Letter from Europe

Tracking through Berlin

Issue no. 2018/10

Picture above: A 1950s-era West German railcar at Lichterfelde West station. This heritage railcar makes special journeys in the Berlin region, often traversing railway lines which are rarely used by passenger trains (photo © hidden europe).


This year marks the 180th anniversary of the opening of the first railway in Prussia. This was the line from Berlin to Potsdam. So we joined fellow Berliners on a 1950s-vintage railcar that went from Lichterfelde West to Gesundbrunnen station.

Dear fellow travellers

On a sultry Saturday evening, when saner souls might sensibly have retired to their gardens, we headed out to explore our home city by train. With the temperature still around 30 degrees, we went to a nearby station, in the Berlin suburb of Lichterfelde where we live, and boarded an extraordinary train.

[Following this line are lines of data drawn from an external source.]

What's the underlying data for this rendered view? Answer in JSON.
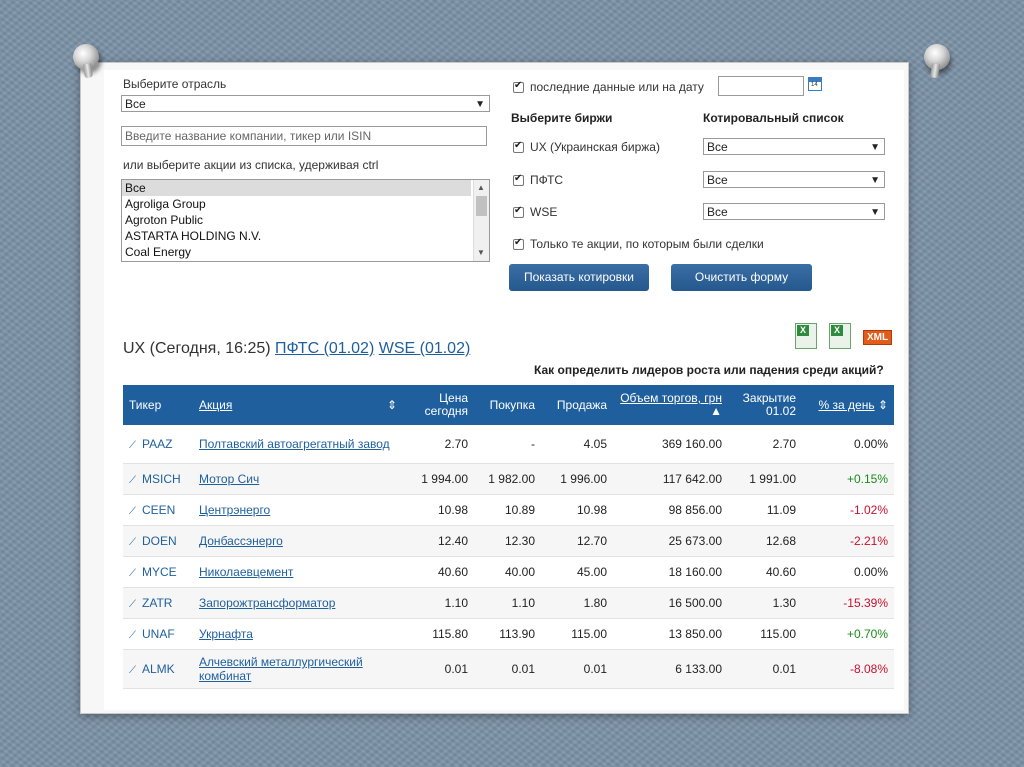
{
  "filters": {
    "industry_label": "Выберите отрасль",
    "industry_value": "Все",
    "search_placeholder": "Введите название компании, тикер или ISIN",
    "list_hint": "или выберите акции из списка, удерживая ctrl",
    "list_items": [
      "Все",
      "Agroliga Group",
      "Agroton Public",
      "ASTARTA HOLDING N.V.",
      "Coal Energy"
    ],
    "latest_label": "последние данные или на дату",
    "exchanges_label": "Выберите биржи",
    "quote_list_label": "Котировальный список",
    "exchanges": [
      {
        "name": "UX (Украинская биржа)",
        "list": "Все"
      },
      {
        "name": "ПФТС",
        "list": "Все"
      },
      {
        "name": "WSE",
        "list": "Все"
      }
    ],
    "only_traded_label": "Только те акции, по которым были сделки",
    "show_button": "Показать котировки",
    "clear_button": "Очистить форму",
    "calendar_text": "14"
  },
  "heading": {
    "ux": "UX (Сегодня, 16:25)",
    "pfts": "ПФТС (01.02)",
    "wse": "WSE (01.02)",
    "leaders_link": "Как определить лидеров роста или падения среди акций?",
    "xml_label": "XML"
  },
  "table": {
    "headers": [
      "Тикер",
      "Акция",
      "Цена сегодня",
      "Покупка",
      "Продажа",
      "Объем торгов, грн",
      "Закрытие 01.02",
      "% за день"
    ],
    "rows": [
      {
        "ticker": "PAAZ",
        "name": "Полтавский автоагрегатный завод",
        "price": "2.70",
        "bid": "-",
        "ask": "4.05",
        "volume": "369 160.00",
        "close": "2.70",
        "change": "0.00%"
      },
      {
        "ticker": "MSICH",
        "name": "Мотор Сич",
        "price": "1 994.00",
        "bid": "1 982.00",
        "ask": "1 996.00",
        "volume": "117 642.00",
        "close": "1 991.00",
        "change": "+0.15%"
      },
      {
        "ticker": "CEEN",
        "name": "Центрэнерго",
        "price": "10.98",
        "bid": "10.89",
        "ask": "10.98",
        "volume": "98 856.00",
        "close": "11.09",
        "change": "-1.02%"
      },
      {
        "ticker": "DOEN",
        "name": "Донбассэнерго",
        "price": "12.40",
        "bid": "12.30",
        "ask": "12.70",
        "volume": "25 673.00",
        "close": "12.68",
        "change": "-2.21%"
      },
      {
        "ticker": "MYCE",
        "name": "Николаевцемент",
        "price": "40.60",
        "bid": "40.00",
        "ask": "45.00",
        "volume": "18 160.00",
        "close": "40.60",
        "change": "0.00%"
      },
      {
        "ticker": "ZATR",
        "name": "Запорожтрансформатор",
        "price": "1.10",
        "bid": "1.10",
        "ask": "1.80",
        "volume": "16 500.00",
        "close": "1.30",
        "change": "-15.39%"
      },
      {
        "ticker": "UNAF",
        "name": "Укрнафта",
        "price": "115.80",
        "bid": "113.90",
        "ask": "115.00",
        "volume": "13 850.00",
        "close": "115.00",
        "change": "+0.70%"
      },
      {
        "ticker": "ALMK",
        "name": "Алчевский металлургический комбинат",
        "price": "0.01",
        "bid": "0.01",
        "ask": "0.01",
        "volume": "6 133.00",
        "close": "0.01",
        "change": "-8.08%"
      }
    ]
  },
  "colors": {
    "accent": "#1f5f9e",
    "positive": "#1a8a1a",
    "negative": "#c8102e"
  }
}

This year marks the 180th anniversary of the opening of the first railway in Prussia. This was the line from Berlin to Potsdam. The railway station at Lichterfelde West wasn't actually opened until much later. But that's a detail no-one worried about yesterday as Lichterfelde marked 180 years of Prussian engineering prowess. The station at Lichterfelde West is a very fine mock Tuscan villa, opened in 1872 to serve a new community of villas which are full of architectural interest.

The 7.30 pm train from Lichterfelde West to Gesundbrunnen last evening was not a journey back into the heyday of Prussian steam. It was, rather, a chance to get an oddball view of our home city. The train itself was a 1950s-vintage railbus of the kind that gave sterling service on minor branch lines in West Germany in the second half of the last century. The one we travelled on yesterday evening had seats for 60 people, but human beings were evidently smaller in those days. Even with just 40 aboard, the train felt pretty crowded.

Period piece advertisements extolled the merits of taking a holiday in Denmark, but the attention of those on board was focused more on the view from the train as we took a very unusual route through Berlin's western suburbs, using railway lines which do not normally have any public train service. Heads turned as we rattled through Mexikoplatz, bystanders evidently surprised at the sight of an antique passenger train on a railway used only rarely - and then normally only by freight trains.

We saw parts of the shunting yards at Grunewald that we never knew existed, and tracked through urban edgelands where dense vegetation crept up close to the railway, slipping over the River Spree to regain more familiar territory around Jungfernheide. Here and there, photographers waited to snap the special train - a man balanced on a step ladder at Zehlendorf and another perched on the roof of a garden shed near Grunewald.

One interesting thing about this evening foray was that our fellow passengers were not at all as we had expected. We misjudged that completely. We had assumed that this special evening journey would attract travellers with a keen interest in vintage trains. Indeed, we would not have been at all surprised to find that we were the only women on board. But, on the contrary, the gender mix was pretty even, and there were several families with children. There were people of all ages and those aboard seemed a fairly representative mix of wider Berlin society.

It was a chance for hardcore rail enthusiasts to bag some rare track but, if the latter were there at all, they were heavily outnumbered by Berliners just keen to ride an old train through their home city on a summer evening. It was fun, and not quite as sweaty as we feared. Antique trains with windows that open make for a breezy ride and everyone gave a nice round of applause when we arrived all too quickly at Gesundbrunnen.